Thank goodness for the sketchbook (and a two-hour canteen break with TTK, coincidentally in the opposing force). However, only one sketch interested me enough to keep it, other than sketches for the community service logo I’m designing (ML, do you know how embarrassing it is to draw hearts all over my sketchbook for ideas?! In public, among Army people?! Stupid design requirements).


Various (very rough) concept sketches for a possible comic strip, done in a half-working pen because my boss stole my good one. Hmph.

The ancient not-yet-a-blog

I looked at my old website (carefully archived/hidden in the depths of my laptop), and read through the blog-like entries I used to write periodically from 11 April 1998 to 14 July 2000. A few things struck me:

  • I used to hand-code and hand-archive these entries in Dreamweaver. After writing each entry as a separate HTML page, I’d insert the code into the combo-box selector for my entries and upload everything to the server using FTP. Was I ever this patient?! What the fuck.
  • Perhaps as a result of the hassle, I only uploaded an average of 12 entries a year. However, these entries tended to be a lot more reflective than my current nonsense — my previous post was on USB takoyaki, for goodness’ sake — and I only actually wrote when I had something to write, not when something amused me and I wanted to point it out to my friends and other random visitors (hello!).
  • Without a comments or referrer system (such dark, dark ages), I had no clue who was actually reading my stuff; occasionally, someone would surprise me by telling me “That sounds a lot like what you last wrote on your website” and I would go “You mean you actually read that shit?! WHY WHY WHY?!”. (No, really.)
  • Nobody called it a “blog” back then, but we’re all tired of hearing about “blogging before the term was even in use”, aren’t we.
  • I wrote in a far less restrained manner than I do now. All that youthful exuberance has drained away over the years. Or maybe I’ve started to care about what people think when they read this, given that I know this time that people actually do, umm, read this. And see all my terrible grammar and sentence structures on display, for all to see my terrible sentence grammar. On display. Structure?
  • I do like this one line I found, even though I find it very hard to believe I wrote it five years ago: “I still claim very often that my head hurts, because it doesn’t, but I’m sure it should.”
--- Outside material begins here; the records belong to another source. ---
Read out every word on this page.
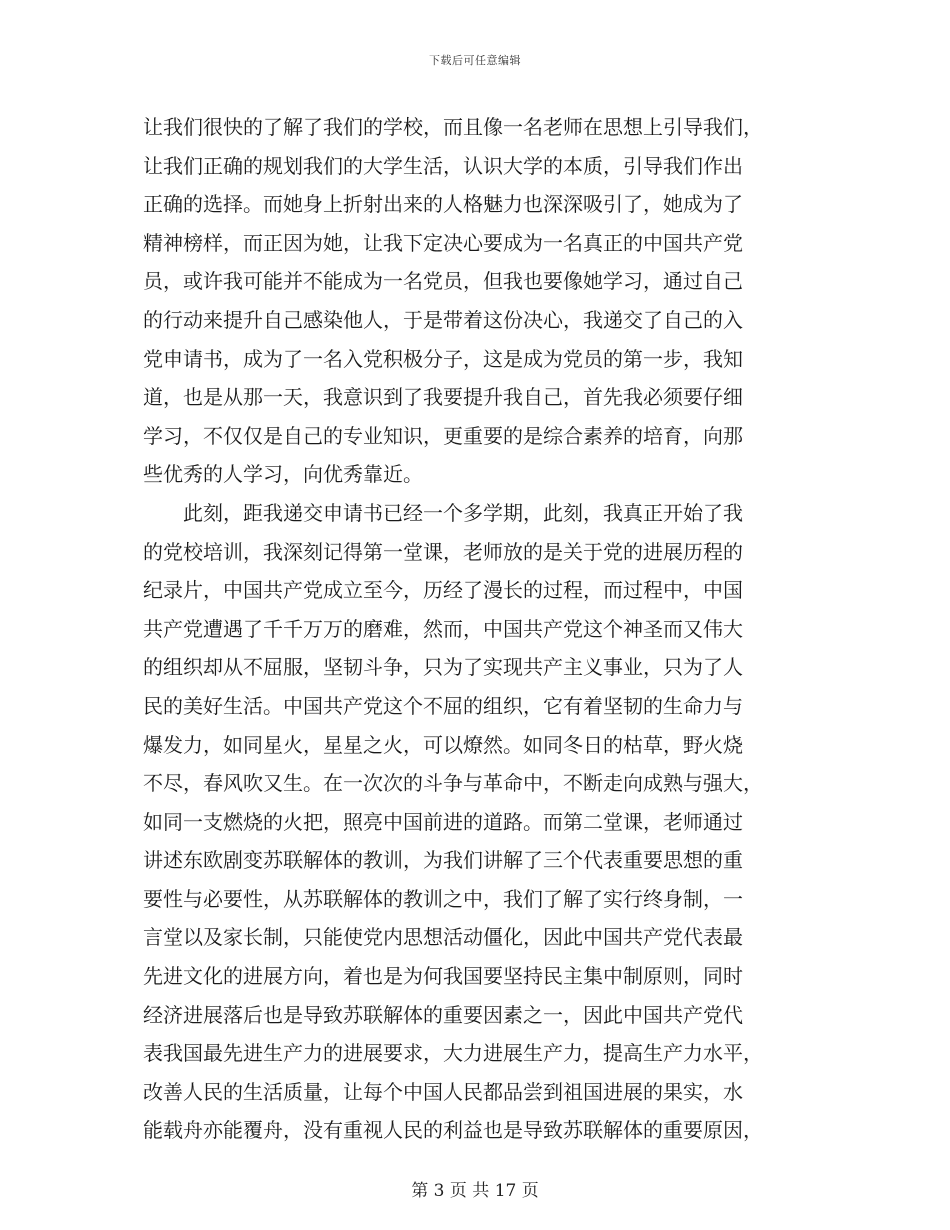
下载后可任意编辑
让我们很快的了解了我们的学校，而且像一名老师在思想上引导我们，
让我们正确的规划我们的大学生活，认识大学的本质，引导我们作出
正确的选择。而她身上折射出来的人格魅力也深深吸引了，她成为了
精神榜样，而正因为她，让我下定决心要成为一名真正的中国共产党
员，或许我可能并不能成为一名党员，但我也要像她学习，通过自己
的行动来提升自己感染他人，于是带着这份决心，我递交了自己的入
党申请书，成为了一名入党积极分子，这是成为党员的第一步，我知
道，也是从那一天，我意识到了我要提升我自己，首先我必须要仔细
学习，不仅仅是自己的专业知识，更重要的是综合素养的培育，向那
些优秀的人学习，向优秀靠近。
此刻，距我递交申请书已经一个多学期，此刻，我真正开始了我
的党校培训，我深刻记得第一堂课，老师放的是关于党的进展历程的
纪录片，中国共产党成立至今，历经了漫长的过程，而过程中，中国
共产党遭遇了千千万万的磨难，然而，中国共产党这个神圣而又伟大
的组织却从不屈服，坚韧斗争，只为了实现共产主义事业，只为了人
民的美好生活。中国共产党这个不屈的组织，它有着坚韧的生命力与
爆发力，如同星火，星星之火，可以燎然。如同冬日的枯草，野火烧
不尽，春风吹又生。在一次次的斗争与革命中，不断走向成熟与强大，
如同一支燃烧的火把，照亮中国前进的道路。而第二堂课，老师通过
讲述东欧剧变苏联解体的教训，为我们讲解了三个代表重要思想的重
要性与必要性，从苏联解体的教训之中，我们了解了实行终身制，一
言堂以及家长制，只能使党内思想活动僵化，因此中国共产党代表最
先进文化的进展方向，着也是为何我国要坚持民主集中制原则，同时
经济进展落后也是导致苏联解体的重要因素之一，因此中国共产党代
表我国最先进生产力的进展要求，大力进展生产力，提高生产力水平，
改善人民的生活质量，让每个中国人民都品尝到祖国进展的果实，水
能载舟亦能覆舟，没有重视人民的利益也是导致苏联解体的重要原因，
第 3 页 共 17 页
I really won’t post any of my old entries on this site, because… I don’t know why, but I’ll think of a suitably poor reason and neglect to tell anyone. Sorry. Here’s the silly little Photoshop graphic header I made for the old site, though.

old rants title

I don’t know where I got those random words from. I don’t know where they went, either.

Happy new month

The countdown timer’s almost at double digits…!

I got an email from my exceedingly hardworking scholarship officer at 11.30pm on Monday night — I hope she was doing VPN or something, because that’s not a very good way to inspire someone on the verge of joining the civil service. Anyway, the email was to inform us that NIE term had been brought forward to June 20: “From 20 June – 22 July 05, you will partake in subjects registration, compulsory orientation programme and other preparatory programmes.”

Hmm. Joining NIE on 20 June won’t be a problem (ORD is 24 June), though it does mildly screw up my vacation plans. While I’m curious about what orientation and preparatory programmes could be like for a bunch of deadbeat graduate teacher trainees who couldn’t find better jobs, what I really want to know is: will those 33 extra days count toward my bond?

It matters, it really does. Feel free to despair at the Commission’s scholarship selection process.